Canadian cannabis products recalled in January include defective all-in-one vape pens from Hexo Corp. as well as moldy marijuana from Saskatchewan processor AgroGreens Natural Products and mislabeled bud from Manitoba’s Delta 9 Bio-Tech.
Hexo’s recall, announced Jan. 12 by the Ontario Cannabis Store (OCS) online retailer, impacted three types of disposable vape pens.
Hexo told Marijuana Business Daily the vapes were sold in Alberta, Manitoba, New Brunswick, Ontario and Saskatchewan as well as to medical cannabis clients.
The producer attributed the recall to “a mechanical hardware defect, in which prolonged auto-ignition may lead to excess heat in the battery cell, which in turn may cause melting of the plastic shell.”
“As an immediate corrective action, Hexo has implemented enhanced third-party hardware approval criteria including the use of an independent third-party accredited lab to assess all devices under consideration,” Shannon McCoy, Hexo vice president of quality, wrote in a statement emailed to MJBizDaily.
“Hexo expects the financial impact of the voluntary recall to be minimal, and well within the normal course of business,” McCoy added, without specifying the exact number of recalled vape pens.
The Agro-Greens recall, issued Jan. 7 by Health Canada, affected 752 units of North 40 Black Cherry Punch cannabis bud sold to medical cannabis clients via mail and by recreational cannabis retailers in Saskatchewan.
“The affected product may contain mold,” Health Canada said in its recall notice, adding that Agro-Greens had received four complaints about the lot and one report of an adverse reaction.
Grower North 40 Cannabis flagged the mold issue to the public in a Dec. 27 tweet.
“All environmental conditions were on point throughout the drying and curing,” North 40 noted in its tweet. “It looks like a very isolated incident.”

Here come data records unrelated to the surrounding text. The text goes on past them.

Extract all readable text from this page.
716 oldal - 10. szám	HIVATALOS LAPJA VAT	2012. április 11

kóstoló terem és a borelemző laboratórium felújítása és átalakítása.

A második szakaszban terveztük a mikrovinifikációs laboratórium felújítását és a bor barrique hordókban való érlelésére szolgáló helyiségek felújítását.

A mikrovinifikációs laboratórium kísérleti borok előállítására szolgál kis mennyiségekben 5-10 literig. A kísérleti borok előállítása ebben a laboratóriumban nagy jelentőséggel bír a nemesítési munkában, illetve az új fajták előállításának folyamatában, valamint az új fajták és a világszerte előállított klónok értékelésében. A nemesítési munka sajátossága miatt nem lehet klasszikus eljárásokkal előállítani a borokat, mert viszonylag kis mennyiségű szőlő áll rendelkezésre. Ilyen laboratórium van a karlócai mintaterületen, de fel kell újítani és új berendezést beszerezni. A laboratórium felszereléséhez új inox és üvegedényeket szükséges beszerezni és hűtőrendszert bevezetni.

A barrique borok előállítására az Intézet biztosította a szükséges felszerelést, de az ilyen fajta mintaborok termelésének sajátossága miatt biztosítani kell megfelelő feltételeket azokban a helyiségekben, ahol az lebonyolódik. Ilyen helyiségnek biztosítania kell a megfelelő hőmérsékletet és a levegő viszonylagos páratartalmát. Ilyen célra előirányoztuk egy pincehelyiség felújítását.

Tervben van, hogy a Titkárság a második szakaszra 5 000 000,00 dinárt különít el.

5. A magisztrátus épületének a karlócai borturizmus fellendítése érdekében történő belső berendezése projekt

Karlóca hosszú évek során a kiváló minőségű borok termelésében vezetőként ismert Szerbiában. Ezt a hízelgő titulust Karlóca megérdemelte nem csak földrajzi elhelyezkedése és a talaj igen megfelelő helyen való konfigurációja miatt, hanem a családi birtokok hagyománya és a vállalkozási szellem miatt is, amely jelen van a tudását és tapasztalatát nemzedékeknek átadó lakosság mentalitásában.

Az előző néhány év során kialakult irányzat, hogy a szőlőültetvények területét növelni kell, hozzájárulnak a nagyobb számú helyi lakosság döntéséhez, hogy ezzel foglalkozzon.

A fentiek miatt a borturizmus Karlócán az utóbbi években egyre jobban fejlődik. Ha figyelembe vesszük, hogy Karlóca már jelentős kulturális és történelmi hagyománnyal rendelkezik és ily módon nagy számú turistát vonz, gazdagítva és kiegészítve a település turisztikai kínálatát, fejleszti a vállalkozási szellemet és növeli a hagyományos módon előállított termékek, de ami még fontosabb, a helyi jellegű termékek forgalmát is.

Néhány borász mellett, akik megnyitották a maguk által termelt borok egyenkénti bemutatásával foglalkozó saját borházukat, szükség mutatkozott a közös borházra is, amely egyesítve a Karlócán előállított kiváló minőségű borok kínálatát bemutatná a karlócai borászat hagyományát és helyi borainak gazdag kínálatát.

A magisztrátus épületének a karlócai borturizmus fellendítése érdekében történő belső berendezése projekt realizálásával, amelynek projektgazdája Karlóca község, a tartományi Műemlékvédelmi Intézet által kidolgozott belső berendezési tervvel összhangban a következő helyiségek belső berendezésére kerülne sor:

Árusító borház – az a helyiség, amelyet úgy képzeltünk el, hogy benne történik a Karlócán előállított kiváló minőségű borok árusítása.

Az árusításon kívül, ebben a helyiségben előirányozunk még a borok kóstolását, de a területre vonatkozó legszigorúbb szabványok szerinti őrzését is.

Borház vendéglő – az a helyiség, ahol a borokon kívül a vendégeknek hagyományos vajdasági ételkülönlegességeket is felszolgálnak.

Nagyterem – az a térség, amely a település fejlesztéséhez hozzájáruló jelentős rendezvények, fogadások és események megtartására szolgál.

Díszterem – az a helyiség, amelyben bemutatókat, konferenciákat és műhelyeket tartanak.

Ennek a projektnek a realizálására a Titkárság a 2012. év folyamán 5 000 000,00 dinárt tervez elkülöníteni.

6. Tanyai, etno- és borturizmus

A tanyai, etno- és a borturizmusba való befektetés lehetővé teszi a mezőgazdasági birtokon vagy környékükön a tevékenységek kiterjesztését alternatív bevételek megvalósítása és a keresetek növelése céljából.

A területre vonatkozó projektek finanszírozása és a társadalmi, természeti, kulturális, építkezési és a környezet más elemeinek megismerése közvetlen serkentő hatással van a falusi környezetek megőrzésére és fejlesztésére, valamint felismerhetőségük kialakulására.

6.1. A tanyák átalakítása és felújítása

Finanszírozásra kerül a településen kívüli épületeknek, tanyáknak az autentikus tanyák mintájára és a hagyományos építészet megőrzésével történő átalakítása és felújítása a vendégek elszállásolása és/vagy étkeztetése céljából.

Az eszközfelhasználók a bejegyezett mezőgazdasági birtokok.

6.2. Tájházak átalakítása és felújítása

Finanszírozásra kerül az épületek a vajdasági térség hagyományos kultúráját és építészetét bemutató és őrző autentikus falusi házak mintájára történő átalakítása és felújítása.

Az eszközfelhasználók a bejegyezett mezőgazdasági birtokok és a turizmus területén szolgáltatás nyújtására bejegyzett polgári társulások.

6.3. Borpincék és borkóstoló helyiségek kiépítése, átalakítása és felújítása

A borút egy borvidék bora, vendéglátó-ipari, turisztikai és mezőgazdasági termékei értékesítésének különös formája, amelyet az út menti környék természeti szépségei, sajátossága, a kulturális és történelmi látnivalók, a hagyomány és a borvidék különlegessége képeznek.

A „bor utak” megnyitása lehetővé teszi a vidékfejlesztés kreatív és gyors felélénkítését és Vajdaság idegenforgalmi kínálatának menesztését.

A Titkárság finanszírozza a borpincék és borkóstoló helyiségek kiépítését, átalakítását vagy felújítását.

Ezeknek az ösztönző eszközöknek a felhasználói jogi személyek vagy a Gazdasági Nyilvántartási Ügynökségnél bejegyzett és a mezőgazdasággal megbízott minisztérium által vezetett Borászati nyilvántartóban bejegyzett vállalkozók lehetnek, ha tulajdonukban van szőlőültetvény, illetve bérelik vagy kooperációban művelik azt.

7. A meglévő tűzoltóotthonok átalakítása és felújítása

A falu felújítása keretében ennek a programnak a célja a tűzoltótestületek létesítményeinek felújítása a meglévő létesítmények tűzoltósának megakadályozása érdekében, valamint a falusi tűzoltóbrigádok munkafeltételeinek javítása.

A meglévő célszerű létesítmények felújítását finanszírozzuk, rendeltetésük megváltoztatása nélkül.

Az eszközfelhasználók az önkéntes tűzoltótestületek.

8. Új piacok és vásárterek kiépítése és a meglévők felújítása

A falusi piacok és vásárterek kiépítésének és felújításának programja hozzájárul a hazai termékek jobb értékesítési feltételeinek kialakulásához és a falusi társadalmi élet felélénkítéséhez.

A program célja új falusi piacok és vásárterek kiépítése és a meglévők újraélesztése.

The moldy bud was initially identified in a late December post on the Reddit message board, said David Purcell, chief revenue officer at Shelter Cannabis, which is in the process of acquiring Agro-Greens.
Purcell said Agro-Greens is investigating the mold issue and is awaiting final test results that will provide more information.
“We want to be proactive, because we want to provide the best possible product and service to our clients that we possibly can,” Purcell said.
Mold recalls have been relatively uncommon, but not unheard-of, in Canada’s regulated marijuana market.
Another recall issued Jan. 8 involved 600 units of cannabis bud with erroneous THC and CBD values.
The 3.5-gram packages of Oceanic Sea Breeze Cannabis, grown by Delta 9 Bio-Tech of Manitoba and sold at stores in Newfoundland and Labrador, had “incorrect cannabinoid values, where the labelled total THC and total CBD are higher than the actual values,” said Health Canada’s recall notice.
Inaccurate cannabinoid labeling has caused the majority of cannabis recalls in Canada since recreational legalization in 2018.
In the past year, labeling-related recalls have affected products such as flower from Aurora Cannabis subsidiary MedReleaf, pre-rolls from Sundial Growers, beverages from AgMedica Bioscience and ingestible cannabis oil from Voyage Cannabis.